Update: Police dog mistreated? Chief says it's not true but cal - | WBTV Charlotte

Update: Police dog mistreated? Chief says it's not true but calls keep coming

SALISBURY, NC (WBTV) -

The fallout over an online blogger's story accusing the Salisbury Police Chief of neglecting a K-9 continues, even after the chief and city leaders emphatically denied the allegation.

An anonymous letter being spread through social media alleges that the Salisbury Police Department is mistreating an "aged out" police dog by leaving the dog in a small kennel behind the department, not giving the dog proper exercise, and allowing the dog to suffer from physical neglect.

The letter implores readers to contact city leaders and animal activists on behalf of "Jack," a Belgian Malinois that was formerly handled by a Salisbury police officer who now works at the Rowan Sheriff's Office.

That deputy has told the sheriff that he would not comment about the situation.  

Reached on Monday afternoon, Salisbury Police Chief Rory Collins denied that the dog was neglected and said that the blog post contains a number of inaccuracies.

Collins said that the dog has been kept in the kennel since the officer left, but pointed out that the kennel is of the same size and specifications as the kennel at the home of the former handler.  Collins also said that contrary to the report that the dog is "aged out,"  Jack is being assigned to another handler within the department.

On Tuesday night Chief Collins, Lt. Andy Efird, and Jack met with WBTV and another Charlotte television station in a field off Airport Road. Efird played with the dog, who appeared healthy, happy, and very energetic.

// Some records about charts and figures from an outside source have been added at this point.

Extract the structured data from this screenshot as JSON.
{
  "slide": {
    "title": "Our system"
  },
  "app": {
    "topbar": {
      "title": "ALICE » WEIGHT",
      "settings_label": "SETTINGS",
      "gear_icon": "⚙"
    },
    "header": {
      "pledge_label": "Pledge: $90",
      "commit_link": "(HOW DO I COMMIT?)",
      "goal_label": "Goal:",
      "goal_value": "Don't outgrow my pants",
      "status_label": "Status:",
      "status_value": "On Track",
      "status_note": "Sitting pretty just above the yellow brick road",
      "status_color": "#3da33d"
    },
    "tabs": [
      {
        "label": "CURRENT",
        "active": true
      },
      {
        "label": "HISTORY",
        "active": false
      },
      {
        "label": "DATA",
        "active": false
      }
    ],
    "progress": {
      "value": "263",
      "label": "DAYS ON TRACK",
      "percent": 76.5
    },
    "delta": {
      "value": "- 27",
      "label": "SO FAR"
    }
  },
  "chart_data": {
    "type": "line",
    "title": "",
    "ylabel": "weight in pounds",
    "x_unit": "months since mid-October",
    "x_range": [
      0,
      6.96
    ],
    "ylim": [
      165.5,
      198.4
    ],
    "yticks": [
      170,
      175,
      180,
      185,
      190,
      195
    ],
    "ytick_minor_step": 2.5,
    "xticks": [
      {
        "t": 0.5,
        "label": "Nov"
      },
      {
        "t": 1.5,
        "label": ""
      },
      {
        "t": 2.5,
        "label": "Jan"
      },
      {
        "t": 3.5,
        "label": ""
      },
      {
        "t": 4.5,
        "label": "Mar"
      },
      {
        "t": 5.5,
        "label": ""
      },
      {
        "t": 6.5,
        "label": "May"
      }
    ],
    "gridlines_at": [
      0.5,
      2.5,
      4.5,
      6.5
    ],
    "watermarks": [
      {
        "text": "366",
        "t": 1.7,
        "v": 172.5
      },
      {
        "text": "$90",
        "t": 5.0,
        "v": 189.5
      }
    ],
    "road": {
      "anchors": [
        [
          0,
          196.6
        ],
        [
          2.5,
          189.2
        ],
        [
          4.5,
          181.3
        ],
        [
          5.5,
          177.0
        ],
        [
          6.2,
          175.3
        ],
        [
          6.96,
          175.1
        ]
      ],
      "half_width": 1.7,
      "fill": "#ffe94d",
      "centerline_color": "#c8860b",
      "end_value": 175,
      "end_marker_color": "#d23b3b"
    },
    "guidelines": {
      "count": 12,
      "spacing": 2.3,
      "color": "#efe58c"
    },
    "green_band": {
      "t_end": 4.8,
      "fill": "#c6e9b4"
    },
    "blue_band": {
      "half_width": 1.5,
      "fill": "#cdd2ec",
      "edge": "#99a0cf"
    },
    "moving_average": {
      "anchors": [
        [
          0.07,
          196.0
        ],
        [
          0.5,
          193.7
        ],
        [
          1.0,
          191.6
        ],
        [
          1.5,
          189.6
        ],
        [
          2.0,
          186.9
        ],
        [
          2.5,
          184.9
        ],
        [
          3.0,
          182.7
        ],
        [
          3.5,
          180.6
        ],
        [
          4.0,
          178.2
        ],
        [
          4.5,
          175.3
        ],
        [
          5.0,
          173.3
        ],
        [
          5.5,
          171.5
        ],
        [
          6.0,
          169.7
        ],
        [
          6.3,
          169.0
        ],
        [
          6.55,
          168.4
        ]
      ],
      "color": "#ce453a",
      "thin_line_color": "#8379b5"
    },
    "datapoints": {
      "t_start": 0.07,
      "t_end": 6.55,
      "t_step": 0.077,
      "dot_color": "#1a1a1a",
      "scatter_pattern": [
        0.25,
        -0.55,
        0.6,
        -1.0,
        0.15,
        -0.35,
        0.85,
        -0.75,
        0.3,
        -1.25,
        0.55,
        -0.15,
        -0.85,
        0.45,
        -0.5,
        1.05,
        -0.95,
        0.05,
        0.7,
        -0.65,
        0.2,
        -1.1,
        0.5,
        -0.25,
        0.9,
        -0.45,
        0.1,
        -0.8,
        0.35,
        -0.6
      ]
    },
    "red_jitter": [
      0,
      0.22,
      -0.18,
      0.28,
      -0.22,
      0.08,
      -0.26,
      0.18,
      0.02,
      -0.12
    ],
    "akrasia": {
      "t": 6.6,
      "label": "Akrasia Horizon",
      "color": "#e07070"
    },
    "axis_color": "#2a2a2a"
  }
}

Efird told WBTV that the allegations were false and that he routinely exercised Jack when Jack was in the kennel at the police department.  Efird said he didn't understand what was behind the blog post, but repeated that Jack was not neglected.

"He seems to be in fine health, he seems to be happy, I've dealt with him daily since the officer resigned," Efird told WBTV.  "I haven't had any issues with him.  He seems like your ordinary dog."

Jack is listed as being 8 years old and has been working for six years.  Chief Collins says the average work career for such is dog is 10 years.  The National Police Dog Foundation states that "depending on the health status, it (retirement age) is normally about 10 years of age."

The Foundation also states that when a dog's handler gets out of the program before the dog is ready to retire, "the dog might be retrained with a new handler, or given to its original handler if age and circumstances permit."

The dog is also "cared for every day," according to Collins, who is himself an owner of two dogs.  The chief said that the cage was cleaned each day and that Jack was allowed to walk around outside of the cage frequently.  The dog is "perfectly healthy and had no signs of muscle deterioration" as mentioned in the letter.

The dog is no longer staying in the kennel, according to Chief Collins.  He says the dog was moved "for his protection," and will be living at the home of his new handler within the next few days.

Asked why the dog wasn't allowed to go with its original handler and why an 8 year old dog would be undergoing more training, Collins replied that the dog belongs to the police department, not to the handler, and that even at age 8, Jack is not ready to retire and has 3-4 years of service left with the department and with a new handler.

Collins and other city leaders, including Mayor Paul Woodson, have continued to get calls about the dog, some coming from as far away as the UK.  Collins told WBTV that the blog post has been shared through social media and that many of the concerned callers and emailers are accepting the post without question.

"I simply don't know," Efird added.  "I don't know anyone's motive behind it.  I just want folks to know that we're caring for the dog, we're not going to let the dog be mistreated.  He is healthy, he is happy...Jack's not being mistreated."

There have also been many calls and notes of support, according to Collins, but the chief says that many of the negative calls and notes are particularly mean spirited personal attacks.

Collins told WBTV that Jack would be with his new handler by the end of this week and back on the job after a period of retraining and bonding with the new handler.